Case Studies

Pharmacy Times, January 2010 Aging Population, Volume 76, Issue 1

CASE ONE

Graves’ Disease

LG is a 34-year-old woman who presented to her primary care physician (PCP) 6 months ago with symptoms of palpitations, heat intolerance, anxiety, and tremor. She was diagnosed with hyperthyroidism as a result of Graves’ disease and was started on propylthiouracil (PTU) 100 mg by mouth 3 times daily. After several months, LG was successfully managed to a euthyroid state and her PTU dose was gradually tapered to her current maintenance dose of PTU 150 mg daily. During her most recent follow-up with her PCP, LG was given a prescription for methimazole (MMI) 10 mg daily and was told to begin this therapy in place of PTU. Somewhat concerned, LG brings the prescription to the pharmacy and asks the pharmacist, “Why does my medication need to be changed? The other pill was working for me.” How should the pharmacist respond? Craig I. Coleman, PharmD Dr. Coleman is an assistant professor of pharmacy practice and director of the pharmacoeconomics and outcomes studies group at the University of Connecticut School of Pharmacy.

CASE TWO

Is It Too Late?

CV, a 52-year-old woman, presents to the emergency department at a highly regarded stroke treatment facility. The neurologist on call rules out intracerebral hemorrhage and determines that CV is having an ischemic stroke due to an embolus in the middle cerebral artery. He also determines, with the help of CV’s family, that her stroke symptoms began just over 3 hours ago. At present, CV has a National Institutes of Health Stroke Scale (NIHSS) score of 19 of a maximum of 42 (higher score signifies a worse stroke severity). CV’s medical history was significant only for hypertension, which was treated with hydrochlorothiazide 25 mg once daily. The neurologist quickly dials the telephone to request intravenous (IV) recombinant tissue plasminogen activator (rtPA) (or alteplase) from the pharmacy. A pharmacist, new to the hospital setting, answers the call and collects the information regarding CV’s status, but is unsure what to do. The pharmacist recalls learning in school that IV rtPA had to be initiated within the first 3 hours. Should the pharmacist send the IV rtPA?

ANSWERS

Case 1: The pharmacist should assure LG that she is receiving an appropriate alternative to PTU, as MMI is considered a safer option in certain patient populations due to the risk of PTU-related acute liver failure. Both belonging to the thionamide class, PTU and MMI carry FDA approval for the treatment of hyperthyroidism and until recently both agents have been considered first-line in adult patients. In April 2009, the FDA and the American Thyroid Association recommended (see Bahn RS. Thyroid. 2009;19:673-674) that PTU not be prescribed as first-line therapy in most adults or children based on reports of PTU-related serious liver injury from both the FDA Adverse Event Reporting System and liver transplantation monitoring programs. It is estimated that 1 in 10,000 adults taking PTU develop PTU-related acute liver failure, which may occur at any point in therapy with a sudden onset and rapid progression to liver failure. Instances where PTU is recommended over MMI include the initiation of therapy in the first trimester of pregnancy or in the setting of life-threatening thyrotoxicosis or thyroid storm. Given LG is of child-bearing age, the pharmacist should also counsel LG on the teratogenic risk (category D) of MMI and the importance of using effective birth control while on therapy.

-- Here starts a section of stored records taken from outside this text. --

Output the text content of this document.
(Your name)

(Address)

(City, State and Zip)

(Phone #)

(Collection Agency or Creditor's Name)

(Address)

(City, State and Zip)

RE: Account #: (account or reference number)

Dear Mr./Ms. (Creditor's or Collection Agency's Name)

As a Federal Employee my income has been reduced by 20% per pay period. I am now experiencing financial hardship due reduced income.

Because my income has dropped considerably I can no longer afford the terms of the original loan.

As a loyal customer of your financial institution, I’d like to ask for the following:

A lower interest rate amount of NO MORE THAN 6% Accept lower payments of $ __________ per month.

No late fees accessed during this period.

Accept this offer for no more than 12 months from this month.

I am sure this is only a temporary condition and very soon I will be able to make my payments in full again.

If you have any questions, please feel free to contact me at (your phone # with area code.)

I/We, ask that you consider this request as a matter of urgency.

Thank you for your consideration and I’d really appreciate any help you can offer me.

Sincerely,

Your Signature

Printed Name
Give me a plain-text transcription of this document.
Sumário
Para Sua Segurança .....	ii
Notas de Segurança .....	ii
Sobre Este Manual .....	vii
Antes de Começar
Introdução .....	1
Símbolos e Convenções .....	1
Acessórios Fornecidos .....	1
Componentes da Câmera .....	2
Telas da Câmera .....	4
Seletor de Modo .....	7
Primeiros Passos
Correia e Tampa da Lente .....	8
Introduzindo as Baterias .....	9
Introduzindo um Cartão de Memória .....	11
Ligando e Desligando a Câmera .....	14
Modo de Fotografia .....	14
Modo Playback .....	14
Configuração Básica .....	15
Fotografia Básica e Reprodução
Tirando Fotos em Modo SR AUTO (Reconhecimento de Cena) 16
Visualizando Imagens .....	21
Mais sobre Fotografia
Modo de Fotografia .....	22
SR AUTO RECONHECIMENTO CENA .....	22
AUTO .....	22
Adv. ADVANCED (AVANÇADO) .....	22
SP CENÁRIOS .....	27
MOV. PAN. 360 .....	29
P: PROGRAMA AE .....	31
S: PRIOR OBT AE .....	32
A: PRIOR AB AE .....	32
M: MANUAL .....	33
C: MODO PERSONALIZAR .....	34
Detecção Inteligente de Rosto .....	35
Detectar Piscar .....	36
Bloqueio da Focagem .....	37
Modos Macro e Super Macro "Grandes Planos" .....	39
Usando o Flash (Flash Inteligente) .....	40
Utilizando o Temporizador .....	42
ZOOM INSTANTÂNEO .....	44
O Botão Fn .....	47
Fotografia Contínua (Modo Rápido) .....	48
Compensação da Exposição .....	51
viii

Case 2: Absolutely, and as quickly as possible. Time is brain function! IV rtPA has been approved by the FDA for the treatment of acute ischemic stroke within the first 3 hours of symptom onset. However, based upon the positive results of the European Cooperative Acute Stroke Study (ECASS III), which evaluated the benefits of IV rtPA administered between 3 and 4.5 hours after symptom onset, the American Heart Association Stroke Council has recently expanded their maximum time cut-off for IV rtPA to 4.5 hours (Class Ib recommendation for most patients). ECASS III found that when compared with placebo, patients receiving IV rtPA in the 3- to 4.5-hour window had significantly higher odds (34%) of a more favorable outcome, with no differences in mortality, but a higher incidence of intracranial hemorrhage (P = .001). However, ECASS III did not enroll patients older than 80 years, or those taking oral anticoagulants, with a baseline NIHSS score >25, or with both a history of stroke and diabetes. So, while the 3- to 4.5-hour extended window is still recommended in patients with these characteristics, it carries a weaker recommendation (Class IIb C). Since CV is reporting within 4.5 hours of stroke symptom onset, the pharmacist should send 0.9 mg/kg (maximum of 90 mg) of IV alteplase, with instructions to give the first 10% as a bolus dose and the remainder as a 1-hour infusion.